After months of dithering, the British government has announced plans to ban controversial Chinese technology company Huawei from its 5G networks – but not for another seven years.
This means halting sales of Huawei 5G equipment from January 2021, and removing 5G equipment already installed in UK networks by 2027.
The move follows the US decision at the end of June to designate Huawei as a threat to US national security, as well as restrictions on the use of its products by Australia, New Zealand, and Canada.
At issue are the close ties between Huawei and the Chinese government. Under Chinese law, companies are legally bound to co-operate with the intelligence services when required. Huawei is also partially funded by China’s Central National Security Commission and is reported to have received tens of billions of dollars in grants and tax breaks from the government.
There is, as a result, a very real possibility that the company could, if so ordered, install backdoors in equipment that would give the Chinese government access to (or even control of) foreign telecoms networks.
Both BT and Vodafone have fought hard against the ban. Indeed, Howard Watson, BT’s chief technology and information officer, told MPs earlier this month that the original deadline of 2023 was unachievable.
“To get to zero in a three-year period would literally mean blackouts for customers on 4G and 2G, as well as 5G, throughout the country,” he said.
However, the company has welcomed the new 2027 deadline.
“Clearly this decision has logistical and cost implications for communications providers in the UK market – however, we believe the timescales outlined will allow us to make these changes without impacting the coverage or resilience of our existing networks,” says chief executive Philip Jansen.

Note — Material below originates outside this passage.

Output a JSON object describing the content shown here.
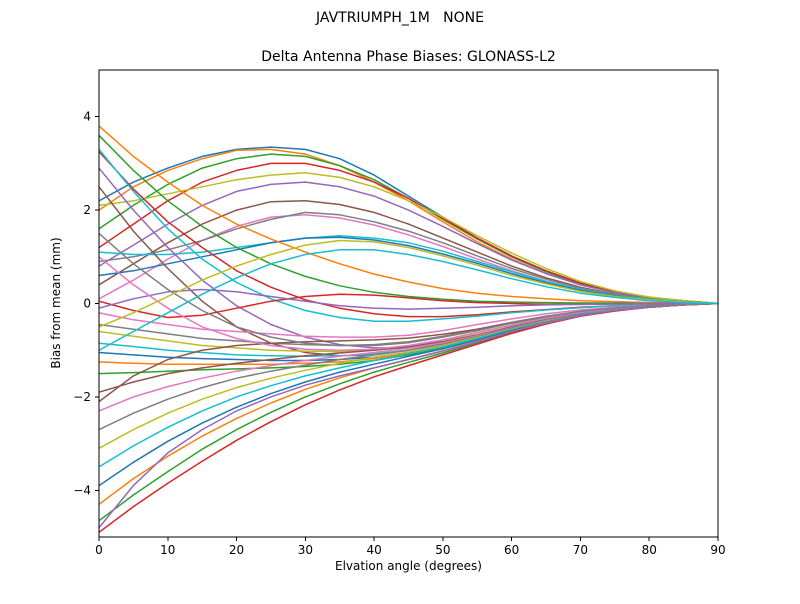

“It will also allow us to continue to roll out our 5G and full fibre networks without a significant impact on the timescales we’ve previously announced.”
Some risk remains
However, some say the decision falls between two stools, by both failing to eliminate the security risk in the immediate future, and delaying the introduction of 5G services.
The British Computer Society (BCS) warns that the UK will have to work hard to develop an alternative to Huawei.
“We need an informed debate about the merits of developing our own capability and how we go about that or ensuring in future there is a diverse supply chain that is resilient to geopolitical tensions,” says director of policy Bill Mitchell.
And, says head of cyber at Mishcon de Reya Joe Hancock, the decision could actually increase certain security risks, given that the company will remain involved in the UK’s existing 3G and 4G networks.
With US sanctions now preventing Huawei from using US-built components, the company’s supply chain is now under threat, potentially opening the door to less reliable technologies.
“The sanctions placed on Huawei will impact how products are designed and where their internal components come from, in turn potentially leading to security and reliability issues as these changes are made,” he says.
“Any widespread technology design changes are likely to create security vulnerabilities, even if well tested.”